Perilaku cyberbullying memberikan dampak negatif, antara lain korban
mengalami depresi, kecemasan, ketidaknyamanan, prestasi disekolah menurun,
tidak mau bergaul dengan teman-teman sebaya, menghindar dari lingkungan
sosial, dan adanya upaya bunuh diri, (Uba, Yaacob, & Juhari, 2009; Goebert,
Else, Matsu, Do dan Chang, 2011; Tokunaga, 2010). Salah satu kasus akibat
perilaku cyberbullying yaitu terjadi pada pria yang bernama Yoga asal
Yogyakarta. Yoga menabrakan dirinya ke kereta api pada Sabtu 26 Mei 2013.
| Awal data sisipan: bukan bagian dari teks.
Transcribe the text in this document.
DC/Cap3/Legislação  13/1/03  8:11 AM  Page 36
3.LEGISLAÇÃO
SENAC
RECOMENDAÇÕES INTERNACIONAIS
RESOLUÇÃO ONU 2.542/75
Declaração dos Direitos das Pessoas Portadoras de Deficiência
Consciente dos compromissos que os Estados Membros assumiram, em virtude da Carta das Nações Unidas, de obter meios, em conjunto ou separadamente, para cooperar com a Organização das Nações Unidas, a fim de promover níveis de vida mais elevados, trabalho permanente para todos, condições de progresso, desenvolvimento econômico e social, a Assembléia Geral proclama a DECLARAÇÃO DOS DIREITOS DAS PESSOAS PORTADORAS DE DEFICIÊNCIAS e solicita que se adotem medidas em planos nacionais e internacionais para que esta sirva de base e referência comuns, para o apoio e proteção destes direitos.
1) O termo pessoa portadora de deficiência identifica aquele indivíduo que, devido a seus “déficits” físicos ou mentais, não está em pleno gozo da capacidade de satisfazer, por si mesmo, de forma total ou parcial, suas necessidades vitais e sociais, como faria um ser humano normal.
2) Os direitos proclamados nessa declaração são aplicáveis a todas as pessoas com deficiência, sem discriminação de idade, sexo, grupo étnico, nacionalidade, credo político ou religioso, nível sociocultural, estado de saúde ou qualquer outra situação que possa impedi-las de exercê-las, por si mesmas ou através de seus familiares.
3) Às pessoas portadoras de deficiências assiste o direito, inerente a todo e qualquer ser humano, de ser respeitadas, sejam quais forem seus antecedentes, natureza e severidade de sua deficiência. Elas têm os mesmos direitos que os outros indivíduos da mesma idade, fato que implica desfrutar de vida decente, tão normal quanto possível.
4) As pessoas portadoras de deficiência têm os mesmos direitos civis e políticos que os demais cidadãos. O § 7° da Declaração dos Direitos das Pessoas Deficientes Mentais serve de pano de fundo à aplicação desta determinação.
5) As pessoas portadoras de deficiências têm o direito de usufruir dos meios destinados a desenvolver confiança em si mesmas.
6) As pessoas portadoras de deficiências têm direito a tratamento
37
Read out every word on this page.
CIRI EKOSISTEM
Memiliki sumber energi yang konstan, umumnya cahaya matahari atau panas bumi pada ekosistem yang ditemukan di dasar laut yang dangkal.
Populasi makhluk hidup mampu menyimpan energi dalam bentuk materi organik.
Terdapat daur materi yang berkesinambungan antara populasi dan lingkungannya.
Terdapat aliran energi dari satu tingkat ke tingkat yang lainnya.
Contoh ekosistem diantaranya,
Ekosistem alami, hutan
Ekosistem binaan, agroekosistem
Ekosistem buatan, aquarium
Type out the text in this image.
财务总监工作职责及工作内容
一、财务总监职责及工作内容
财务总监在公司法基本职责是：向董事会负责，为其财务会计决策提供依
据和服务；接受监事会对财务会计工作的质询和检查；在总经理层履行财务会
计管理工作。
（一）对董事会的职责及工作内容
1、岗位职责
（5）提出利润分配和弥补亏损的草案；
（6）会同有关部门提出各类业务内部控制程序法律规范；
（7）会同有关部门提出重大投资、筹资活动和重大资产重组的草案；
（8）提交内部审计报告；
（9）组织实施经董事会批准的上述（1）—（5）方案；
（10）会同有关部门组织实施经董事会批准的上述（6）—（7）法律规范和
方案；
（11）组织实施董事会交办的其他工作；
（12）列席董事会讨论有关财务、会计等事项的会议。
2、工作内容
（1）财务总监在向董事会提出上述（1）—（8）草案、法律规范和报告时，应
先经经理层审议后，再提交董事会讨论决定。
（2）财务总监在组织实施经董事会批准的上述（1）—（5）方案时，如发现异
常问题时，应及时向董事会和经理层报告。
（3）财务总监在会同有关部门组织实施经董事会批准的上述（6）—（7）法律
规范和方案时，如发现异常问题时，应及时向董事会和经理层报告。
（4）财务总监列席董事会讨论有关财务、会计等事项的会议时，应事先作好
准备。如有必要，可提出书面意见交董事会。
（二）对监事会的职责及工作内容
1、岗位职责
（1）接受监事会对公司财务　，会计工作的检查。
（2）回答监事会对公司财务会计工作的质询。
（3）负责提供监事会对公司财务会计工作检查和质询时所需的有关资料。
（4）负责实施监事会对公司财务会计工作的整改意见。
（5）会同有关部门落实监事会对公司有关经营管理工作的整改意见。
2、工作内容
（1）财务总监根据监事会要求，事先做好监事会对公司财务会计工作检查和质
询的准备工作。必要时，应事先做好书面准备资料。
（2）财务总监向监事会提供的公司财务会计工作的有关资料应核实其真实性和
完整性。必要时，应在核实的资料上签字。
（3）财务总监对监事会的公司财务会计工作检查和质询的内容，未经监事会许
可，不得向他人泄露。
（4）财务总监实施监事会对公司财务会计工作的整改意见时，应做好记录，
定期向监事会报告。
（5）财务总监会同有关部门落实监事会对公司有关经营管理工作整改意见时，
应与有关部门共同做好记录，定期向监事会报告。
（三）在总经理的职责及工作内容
Yoga melakukan tindakan tersebut karena mendapatkan tekanan dan hujatan di
twitter akibat gagalnya acara musik Locstock Fest 2. Yoga yang merupakan
ketua event organizer acara tersebut dianggap sebagai orang yang paling
bertanggung jawab atas gagalnya acara tersebut, (Azmil, 2013).
Berdasarkan beberapa paparan di atas, maka dapat disimpulkan bahwa
Teknologi komunikasi informasi semakin berkembang pesat dan mengakibatkan
adanya peralihan dari bullying ke cyberbullying. Perilaku cyberbullying banyak
dilakukan oleh remaja. Penulis tertarik untuk meneliti tentang cyberbullying tetapi
lebih fokus kepada kecenderungan remaja menjadi pelaku cyberbullying.
Survey awal dilakukan dengan wawancara. Wawancara dilakukan pada
tanggal 21 Juli 2013 dengan seorang guru BK SMP Negeri 4 Ambon. Ibu N
mengemukakan bahwa, untuk masalah-masalah yang beliau terima selama
menjadi guru BK di SMP Negeri 4 Ambon adalah masalah bullying dan masalah
cyberbullying
“masalah yang sering dilakukan oleh siswa-siswi di sini adalah pada
umumnya perkelahian (kekerasan fisik), sering mengejek, menyindir satu dengan
lain dan akhirnya menimbulkan pertengkaran”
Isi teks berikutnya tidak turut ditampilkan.